Oklaoma Tax Credits Under Fire
According to the legislatively-mandated Oklahoma Tax Commission report, the programs cost more than $550,000 per job, while the now well-documented Solyndra scandal cost only $486,000 per job, Reynolds noted. "This is just more proof that the government should not try to pick winners and losers in the marketplace," said Reynolds,. "The track record of government officials displays why legislators, other government officials, and employees in the various departments who make the decisions to give away this money aren't in the private sector. This money should have been used for roads, schools, or constitutional incentives like across-the-board tax cuts."

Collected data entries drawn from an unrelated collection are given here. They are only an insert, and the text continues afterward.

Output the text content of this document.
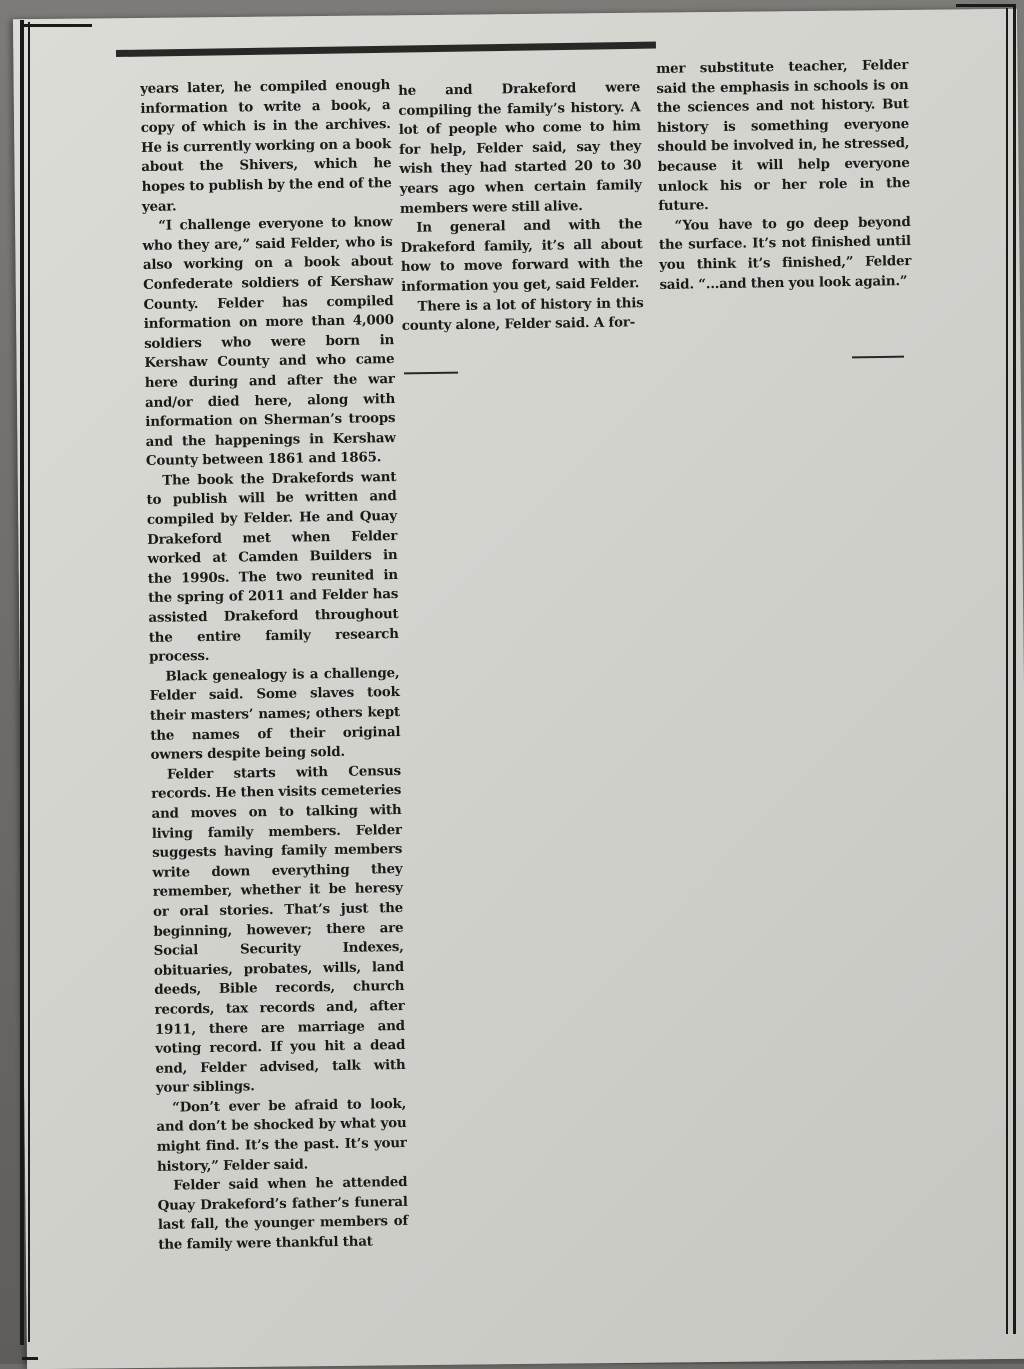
years later, he compiled enough information to write a book, a copy of which is in the archives. He is currently working on a book about the Shivers, which he hopes to publish by the end of the year.

“I challenge everyone to know who they are,” said Felder, who is also working on a book about Confederate soldiers of Kershaw County. Felder has compiled information on more than 4,000 soldiers who were born in Kershaw County and who came here during and after the war and/or died here, along with information on Sherman’s troops and the happenings in Kershaw County between 1861 and 1865.

The book the Drakefords want to publish will be written and compiled by Felder. He and Quay Drakeford met when Felder worked at Camden Builders in the 1990s. The two reunited in the spring of 2011 and Felder has assisted Drakeford throughout the entire family research process.

Black genealogy is a challenge, Felder said. Some slaves took their masters’ names; others kept the names of their original owners despite being sold.

Felder starts with Census records. He then visits cemeteries and moves on to talking with living family members. Felder suggests having family members write down everything they remember, whether it be heresy or oral stories. That’s just the beginning, however; there are Social Security Indexes, obituaries, probates, wills, land deeds, Bible records, church records, tax records and, after 1911, there are marriage and voting record. If you hit a dead end, Felder advised, talk with your siblings.

“Don’t ever be afraid to look, and don’t be shocked by what you might find. It’s the past. It’s your history,” Felder said.

Felder said when he attended Quay Drakeford’s father’s funeral last fall, the younger members of the family were thankful that

he and Drakeford were compiling the family’s history. A lot of people who come to him for help, Felder said, say they wish they had started 20 to 30 years ago when certain family members were still alive.

In general and with the Drakeford family, it’s all about how to move forward with the information you get, said Felder.

There is a lot of history in this county alone, Felder said. A for-

mer substitute teacher, Felder said the emphasis in schools is on the sciences and not history. But history is something everyone should be involved in, he stressed, because it will help everyone unlock his or her role in the future.

“You have to go deep beyond the surface. It’s not finished until you think it’s finished,” Felder said. “...and then you look again.”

The Oklahoma Tax Commission report examined the 2009 impact of the state's Small Business Capital Formation Incentive Act as well as the Rural Venture Capital Formation Incentive Act. Reynolds has been a critic of these "giveaway" programs for several years. Reynolds noted that legislation was previously passed requiring at least some level of accountability, but said even that reform was "watered-down."
The Small Business Capital Formation Incentive Act provides up to a 30 percent tax credit of qualified investments made in certain small business capital companies or investments made "in conjunction" with those ventures. The Tax Commission report found that of $158 million in total tax credits generated through the program in 2008 and 2009, only $41 million has currently been claimed, leaving at least $117 million in potential revenue reductions for the next budget year. Of the 99 total jobs created by the program, over half were at the Patriot Golf Course, a private golf course in the Tulsa area.
Quartz Mountain Aerospace, received $32 million through Oklahoma's Rural Venture Capital Formation Incentive Act with the promise to build 415 pilot training planes. The company bought out Luscombe Aircraft and proposed to build a four-seat, single-engine airplane based on the Luscombe Model 11A, introduced in 1946. Production began, but the company closed their plant in Altus before the first plane was delivered. While Quartz Mountain Aerospace was the beneficiary of $32 million, according to some reports, the venture capital group the received double the cash sent to the aircraft company.
What is even more disturbing, according to Reynolds, is that an opinion by the Office of the Attorney General issued on December 20, 2010 made it clear that the programs are unconstitutional.
"I could say it is shocking that no legislation was introduced in the last session to fix this fraud, but it's not. A significant number of the members of the Legislature introduce bills to expand these giveaway programs, and it took a majority to pass the original bills. I have introduced bills and amendments on numerous occasions during the past several years. This legislation ranged from elimination of these types of programs to comprehensive disclosure that would allow the Legislature and the public to determine how badly the programs are failing. These measures have never been allowed a vote on the floor of the House," says Reynolds.
"Oklahoma families should not have to see their hard-earned tax dollars wasted in this way. No one can rationally justify maintaining these expensive, wasteful, unconstitutional programs and I intend to reintroduce legislation during the upcoming session to see that it stops," Reynolds concluded.
Rep. Dank echoed Reynolds criticism in view of the opinion issued by the Office of the Attorney General. To be legal, the opinion said tax-credit programs had to serve a public purpose, provide more benefit than cost, and include adequate controls and safeguards. "I believe we need to ask the court to apply that three-part test to those tax credits the Attorney General determined to be constitutionally infirm," said state Rep. Dank. "I think we need to get that process of testing these tax credits before the Supreme Court underway." Dank believes many state tax-credit programs fail the third test involving safeguards. "We have reviewed enough of these tax credits so far to know that the controls and safeguards in place are often a joke," Dank said. "In many cases, they are nonexistent."
On October 12, members of the Task Force on State Tax Credits and Economic Incentives reviewed tax incentives for the film industry. "We all get excited when Hollywood comes to Oklahoma," Dank said. "But we still need to ask if we are getting our money's worth from these generous cash rebates we offer for movie production. Hollywood glamour is one thing, but we're here first and foremost to balance the state budget with hard-earned taxpayer dollars."
He noted that similar incentive programs across the nation appear to lack adequate controls. In Iowa, a similar program allowed film producers to subsidize the purchase of new Mercedes and Range Rover automobiles with taxpayer money while also providing filmmakers' relatives with taxpayer-subsidized payments for work that was not clearly documented. "I am not suggesting that we face a similar mess here in Oklahoma, but we do need to ask if these film tax credits are serving the public purpose, if they are supported by adequate consideration, and if there are adequate controls and safeguards in place," Dank said.
The task force also reviewed the railroad modernization tax credit, which provides credits for every mile of track rebuilt or modernized, and revisited historical preservation tax credits. Dank says that there seems to be one common thread running through the tax credits being reviewed, and that is that they appear to create very few permanent or even long-term jobs, "Railroad construction ends when the project is finished. Filmmakers stop hiring people, and their out-of-state employees go home, when the movie is done," Dank said.